Question 2 (4 marks)

Followed by Question 1 and using the \(a_n\) and \(b_n\) from Question 1, conduct the same Monte Carlo simulation (sample size 5000) analysis as I have done for the posterior distribution of \(\theta\). (a) Visualize the distribution of the sample of simulated observations. Compare the histogram/approximate density using Monte Carlo simulation you have plotted and the exact density curve you have already plotted using dbeta from Question 1 (b). (b) Calculate and sample mean.

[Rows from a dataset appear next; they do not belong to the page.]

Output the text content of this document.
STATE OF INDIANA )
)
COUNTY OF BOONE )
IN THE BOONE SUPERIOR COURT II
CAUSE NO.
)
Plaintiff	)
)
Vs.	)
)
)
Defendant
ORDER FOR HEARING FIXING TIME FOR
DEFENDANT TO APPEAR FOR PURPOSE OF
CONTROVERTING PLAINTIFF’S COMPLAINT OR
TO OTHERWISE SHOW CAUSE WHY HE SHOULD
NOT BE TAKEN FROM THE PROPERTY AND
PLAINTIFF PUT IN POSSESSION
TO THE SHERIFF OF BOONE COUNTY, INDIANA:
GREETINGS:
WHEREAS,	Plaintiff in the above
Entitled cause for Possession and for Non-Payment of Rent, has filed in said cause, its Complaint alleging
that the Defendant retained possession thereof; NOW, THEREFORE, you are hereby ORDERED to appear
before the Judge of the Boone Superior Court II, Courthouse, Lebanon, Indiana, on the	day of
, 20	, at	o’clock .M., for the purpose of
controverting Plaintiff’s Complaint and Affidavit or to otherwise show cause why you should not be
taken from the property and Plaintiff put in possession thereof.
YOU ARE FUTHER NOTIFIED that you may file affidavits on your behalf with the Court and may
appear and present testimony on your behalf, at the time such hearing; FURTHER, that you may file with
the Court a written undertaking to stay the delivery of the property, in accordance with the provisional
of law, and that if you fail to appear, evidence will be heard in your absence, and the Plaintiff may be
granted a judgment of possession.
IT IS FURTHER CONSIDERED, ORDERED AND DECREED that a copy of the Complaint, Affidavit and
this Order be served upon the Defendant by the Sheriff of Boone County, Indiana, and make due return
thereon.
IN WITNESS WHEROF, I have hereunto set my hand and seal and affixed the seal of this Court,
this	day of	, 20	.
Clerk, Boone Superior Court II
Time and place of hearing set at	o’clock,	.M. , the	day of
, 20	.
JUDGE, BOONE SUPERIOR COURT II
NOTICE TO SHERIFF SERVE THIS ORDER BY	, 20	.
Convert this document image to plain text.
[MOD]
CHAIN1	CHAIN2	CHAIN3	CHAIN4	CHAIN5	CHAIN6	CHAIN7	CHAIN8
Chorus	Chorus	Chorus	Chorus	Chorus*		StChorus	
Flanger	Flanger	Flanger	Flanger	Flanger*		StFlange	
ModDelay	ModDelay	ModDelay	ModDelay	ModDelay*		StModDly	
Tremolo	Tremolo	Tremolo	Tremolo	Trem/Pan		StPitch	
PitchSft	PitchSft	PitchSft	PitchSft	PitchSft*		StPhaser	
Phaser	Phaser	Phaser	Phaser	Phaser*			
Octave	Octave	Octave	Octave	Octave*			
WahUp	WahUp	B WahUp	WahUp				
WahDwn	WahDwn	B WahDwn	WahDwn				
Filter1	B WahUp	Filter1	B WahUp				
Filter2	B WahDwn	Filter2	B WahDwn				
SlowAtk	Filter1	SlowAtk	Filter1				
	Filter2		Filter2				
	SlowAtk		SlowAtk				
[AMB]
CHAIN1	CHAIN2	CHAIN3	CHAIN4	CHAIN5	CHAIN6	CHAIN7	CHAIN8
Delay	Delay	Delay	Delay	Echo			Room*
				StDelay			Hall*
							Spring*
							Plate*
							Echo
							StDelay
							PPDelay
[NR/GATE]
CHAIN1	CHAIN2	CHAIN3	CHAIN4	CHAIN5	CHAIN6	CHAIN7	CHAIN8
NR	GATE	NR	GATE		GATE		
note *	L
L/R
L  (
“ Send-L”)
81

Estimate probability \(P (\theta > 0.45)\) using empirical sample and compare this to the results using pbeta in Question 1 (d). (c) Find a 99% lower and upper bound for \(\theta\) using the Monte Carlo simulation. Compare the results with the results you have obtained in Question 1 (d).

You should write the R code, results, plots and interpretations as a case study report like the example:

sim_theta <- rbeta(5000, a_n, b_n)

a)

hist(sim_theta, freq=FALSE, main = "Histogram of Monte Carlo Samples",
     xlab = expression(theta), ylab = "Posterior Density")
lines(density(sim_theta), col = "red",lwd = 2)

This histogram is almost identical to the exact density curve Posterior Distribution.

b)

mean(sim_theta)
## [1] 0.4133478
mean( sim_theta > 0.45)
## [1] 0.2214

The mean of the sample (0.413) was almost exactly equal to the value of theta (0.4). P(theta > 0.45) is close to the results using pbeta.

c)

quantile(sim_theta, c(0.005, 0.995))
##      0.5%     99.5% 
## 0.2928881 0.5399449

99% lower and upper bound of theta using the Monte Carlo simulation was almost identical to what was generated by qbeta function from Question 1 (d).